The solution is surprisingly simple using expression trees:

using System;
using System.Linq;
using System.Linq.Expressions;
using System.Reflection;

namespace FastDelegates
{
  public delegate object LateBoundMethod(object target, object[] arguments);

  public static class DelegateFactory
  {
    public static LateBoundMethod Create(MethodInfo method)
    {
      ParameterExpression instanceParameter = Expression.Parameter(typeof(object), "target");
      ParameterExpression argumentsParameter = Expression.Parameter(typeof(object[]), "arguments");

      MethodCallExpression call = Expression.Call(
        Expression.Convert(instanceParameter, method.DeclaringType),
        method,
        CreateParameterExpressions(method, argumentsParameter));

      Expression<LateBoundMethod> lambda = Expression.Lambda<LateBoundMethod>(
        Expression.Convert(call, typeof(object)),
        instanceParameter,
        argumentsParameter);

      return lambda.Compile();
    }

    private static Expression[] CreateParameterExpressions(MethodInfo method, Expression argumentsParameter)
    {
      return method.GetParameters().Select((parameter, index) =>
        Expression.Convert(
          Expression.ArrayIndex(argumentsParameter, Expression.Constant(index)), parameter.ParameterType)).ToArray();
    }
  }
}

When you call the Create() method, DelegateFactory creates an anonymous delegate that accepts loosely-typed parameters, casts them, and invokes the actual method that you specified.

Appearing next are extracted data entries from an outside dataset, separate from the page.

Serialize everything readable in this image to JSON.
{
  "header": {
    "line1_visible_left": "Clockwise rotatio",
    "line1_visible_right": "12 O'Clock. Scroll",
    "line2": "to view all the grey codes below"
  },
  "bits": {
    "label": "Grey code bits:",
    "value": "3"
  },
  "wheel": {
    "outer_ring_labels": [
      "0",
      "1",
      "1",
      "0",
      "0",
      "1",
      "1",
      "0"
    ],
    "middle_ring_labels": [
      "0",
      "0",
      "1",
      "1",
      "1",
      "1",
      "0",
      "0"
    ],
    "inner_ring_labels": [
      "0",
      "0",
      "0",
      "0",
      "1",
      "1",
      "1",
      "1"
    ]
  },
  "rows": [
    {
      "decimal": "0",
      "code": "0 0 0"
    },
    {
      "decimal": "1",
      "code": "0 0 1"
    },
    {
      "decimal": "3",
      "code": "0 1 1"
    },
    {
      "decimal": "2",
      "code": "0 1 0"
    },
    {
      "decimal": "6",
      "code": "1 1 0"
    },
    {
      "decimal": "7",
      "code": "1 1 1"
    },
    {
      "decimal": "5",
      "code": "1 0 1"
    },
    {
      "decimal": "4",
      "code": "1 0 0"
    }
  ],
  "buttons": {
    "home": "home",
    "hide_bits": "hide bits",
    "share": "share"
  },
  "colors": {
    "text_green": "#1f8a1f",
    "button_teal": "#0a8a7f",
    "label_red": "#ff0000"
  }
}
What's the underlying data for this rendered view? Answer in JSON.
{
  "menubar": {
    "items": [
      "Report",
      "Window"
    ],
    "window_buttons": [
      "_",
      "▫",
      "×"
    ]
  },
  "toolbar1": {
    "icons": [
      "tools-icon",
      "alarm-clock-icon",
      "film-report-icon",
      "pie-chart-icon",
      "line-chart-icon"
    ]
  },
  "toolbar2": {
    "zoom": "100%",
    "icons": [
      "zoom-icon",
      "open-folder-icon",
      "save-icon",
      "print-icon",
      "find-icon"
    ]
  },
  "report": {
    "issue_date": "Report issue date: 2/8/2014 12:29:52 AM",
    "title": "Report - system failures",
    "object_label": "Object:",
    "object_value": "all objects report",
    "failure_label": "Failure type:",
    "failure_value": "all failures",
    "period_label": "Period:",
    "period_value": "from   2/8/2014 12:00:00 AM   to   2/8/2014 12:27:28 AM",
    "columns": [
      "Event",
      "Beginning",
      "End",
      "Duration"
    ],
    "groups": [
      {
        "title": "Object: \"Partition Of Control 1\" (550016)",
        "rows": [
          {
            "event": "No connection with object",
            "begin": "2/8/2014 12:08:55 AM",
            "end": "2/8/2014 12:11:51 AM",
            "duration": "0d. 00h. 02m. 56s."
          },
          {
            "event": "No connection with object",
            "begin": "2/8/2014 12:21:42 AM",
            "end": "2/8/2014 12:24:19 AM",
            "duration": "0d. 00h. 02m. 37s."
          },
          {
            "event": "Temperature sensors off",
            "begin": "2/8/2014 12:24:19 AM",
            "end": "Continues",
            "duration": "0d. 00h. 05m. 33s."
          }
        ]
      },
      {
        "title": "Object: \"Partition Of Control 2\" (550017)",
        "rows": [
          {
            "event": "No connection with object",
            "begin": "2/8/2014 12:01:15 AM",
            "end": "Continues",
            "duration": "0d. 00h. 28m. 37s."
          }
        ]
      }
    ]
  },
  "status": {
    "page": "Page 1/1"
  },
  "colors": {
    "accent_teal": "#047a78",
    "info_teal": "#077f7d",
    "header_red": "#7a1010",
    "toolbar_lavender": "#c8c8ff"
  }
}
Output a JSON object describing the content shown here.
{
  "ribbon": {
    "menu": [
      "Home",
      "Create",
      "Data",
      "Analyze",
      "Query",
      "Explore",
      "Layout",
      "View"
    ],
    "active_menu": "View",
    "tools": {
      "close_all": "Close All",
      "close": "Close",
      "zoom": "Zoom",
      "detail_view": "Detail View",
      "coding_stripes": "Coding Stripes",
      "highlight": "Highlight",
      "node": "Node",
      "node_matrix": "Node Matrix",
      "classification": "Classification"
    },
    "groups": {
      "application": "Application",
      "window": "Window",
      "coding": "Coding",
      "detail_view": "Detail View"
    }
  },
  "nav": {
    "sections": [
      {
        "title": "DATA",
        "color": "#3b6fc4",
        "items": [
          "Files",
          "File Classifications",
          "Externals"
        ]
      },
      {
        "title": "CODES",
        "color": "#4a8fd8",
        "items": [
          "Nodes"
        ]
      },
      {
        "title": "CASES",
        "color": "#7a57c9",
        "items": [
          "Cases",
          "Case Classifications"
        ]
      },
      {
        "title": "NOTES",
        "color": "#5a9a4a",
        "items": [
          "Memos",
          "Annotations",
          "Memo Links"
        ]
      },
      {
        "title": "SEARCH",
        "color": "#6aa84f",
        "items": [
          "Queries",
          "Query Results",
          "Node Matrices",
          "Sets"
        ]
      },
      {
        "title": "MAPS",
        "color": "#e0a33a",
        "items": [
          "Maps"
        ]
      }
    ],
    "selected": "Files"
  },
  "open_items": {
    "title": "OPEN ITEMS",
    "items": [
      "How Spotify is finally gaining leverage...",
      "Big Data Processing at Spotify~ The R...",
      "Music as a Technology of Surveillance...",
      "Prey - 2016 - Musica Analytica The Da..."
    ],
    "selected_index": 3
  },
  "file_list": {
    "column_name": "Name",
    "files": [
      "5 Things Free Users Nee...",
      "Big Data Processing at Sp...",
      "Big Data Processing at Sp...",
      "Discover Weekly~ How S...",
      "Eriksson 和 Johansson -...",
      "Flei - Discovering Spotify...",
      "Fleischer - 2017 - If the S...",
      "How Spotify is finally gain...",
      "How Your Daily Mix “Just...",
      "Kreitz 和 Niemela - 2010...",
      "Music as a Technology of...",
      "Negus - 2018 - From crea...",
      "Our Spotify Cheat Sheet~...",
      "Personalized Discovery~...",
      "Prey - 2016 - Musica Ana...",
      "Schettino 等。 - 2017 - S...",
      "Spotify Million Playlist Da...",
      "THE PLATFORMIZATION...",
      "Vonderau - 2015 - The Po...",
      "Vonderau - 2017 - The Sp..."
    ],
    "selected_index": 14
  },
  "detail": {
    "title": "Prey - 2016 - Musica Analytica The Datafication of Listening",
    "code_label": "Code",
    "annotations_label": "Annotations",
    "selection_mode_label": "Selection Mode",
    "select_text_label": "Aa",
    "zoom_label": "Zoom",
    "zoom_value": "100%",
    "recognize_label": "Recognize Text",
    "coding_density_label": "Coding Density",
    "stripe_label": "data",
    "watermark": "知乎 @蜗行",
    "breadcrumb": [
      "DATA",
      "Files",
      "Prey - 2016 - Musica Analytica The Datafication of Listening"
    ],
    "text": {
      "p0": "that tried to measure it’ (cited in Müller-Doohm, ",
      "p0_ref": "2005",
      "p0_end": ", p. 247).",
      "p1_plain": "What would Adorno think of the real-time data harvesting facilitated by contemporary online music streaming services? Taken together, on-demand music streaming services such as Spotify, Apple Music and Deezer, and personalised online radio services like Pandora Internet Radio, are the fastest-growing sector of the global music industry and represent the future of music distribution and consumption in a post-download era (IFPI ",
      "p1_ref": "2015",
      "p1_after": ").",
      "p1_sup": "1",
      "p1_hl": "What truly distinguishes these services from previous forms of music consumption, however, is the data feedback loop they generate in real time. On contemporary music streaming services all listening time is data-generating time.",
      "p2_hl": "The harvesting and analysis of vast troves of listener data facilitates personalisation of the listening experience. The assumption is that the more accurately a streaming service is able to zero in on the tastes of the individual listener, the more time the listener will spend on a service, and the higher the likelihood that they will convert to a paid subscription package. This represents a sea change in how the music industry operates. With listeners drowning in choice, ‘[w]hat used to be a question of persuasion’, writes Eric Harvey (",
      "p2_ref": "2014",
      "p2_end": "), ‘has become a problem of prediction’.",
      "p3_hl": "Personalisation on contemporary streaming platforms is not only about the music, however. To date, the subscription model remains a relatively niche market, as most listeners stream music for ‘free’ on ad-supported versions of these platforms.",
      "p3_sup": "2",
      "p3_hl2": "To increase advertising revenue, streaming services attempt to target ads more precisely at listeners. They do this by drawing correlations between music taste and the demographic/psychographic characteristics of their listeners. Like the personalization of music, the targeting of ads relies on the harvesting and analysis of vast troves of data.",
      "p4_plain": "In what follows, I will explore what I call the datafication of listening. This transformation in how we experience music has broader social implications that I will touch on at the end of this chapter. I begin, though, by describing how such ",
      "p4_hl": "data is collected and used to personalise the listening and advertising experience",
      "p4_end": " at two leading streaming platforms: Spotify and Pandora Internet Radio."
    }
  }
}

You can use the DelegateFactory like this:

MethodInfo method = typeof(String).GetMethod("StartsWith", new[] { typeof(string) });
LateBoundMethod callback = DelegateFactory.Create(method);

string foo = "this is a test";
bool result = (bool) callback(foo, new[] { "this" });

result.ShouldBeTrue();

Obviously this is a contrived example since we know the type at compile-time. However, if you don’t know what types or methods you’ll be using, this is a great way to avoid the expense of reflection. After you build the delegate originally, your code operates reflection-free for as many times as you want to invoke the method.

We’re using this technique in Community Server REST futures, to bind a call to a REST actions to a specific method on a controller that handles the request. Since these REST actions must support many successive calls, the use of these generated delegates dramatically increases our performance versus reflection-based invocation.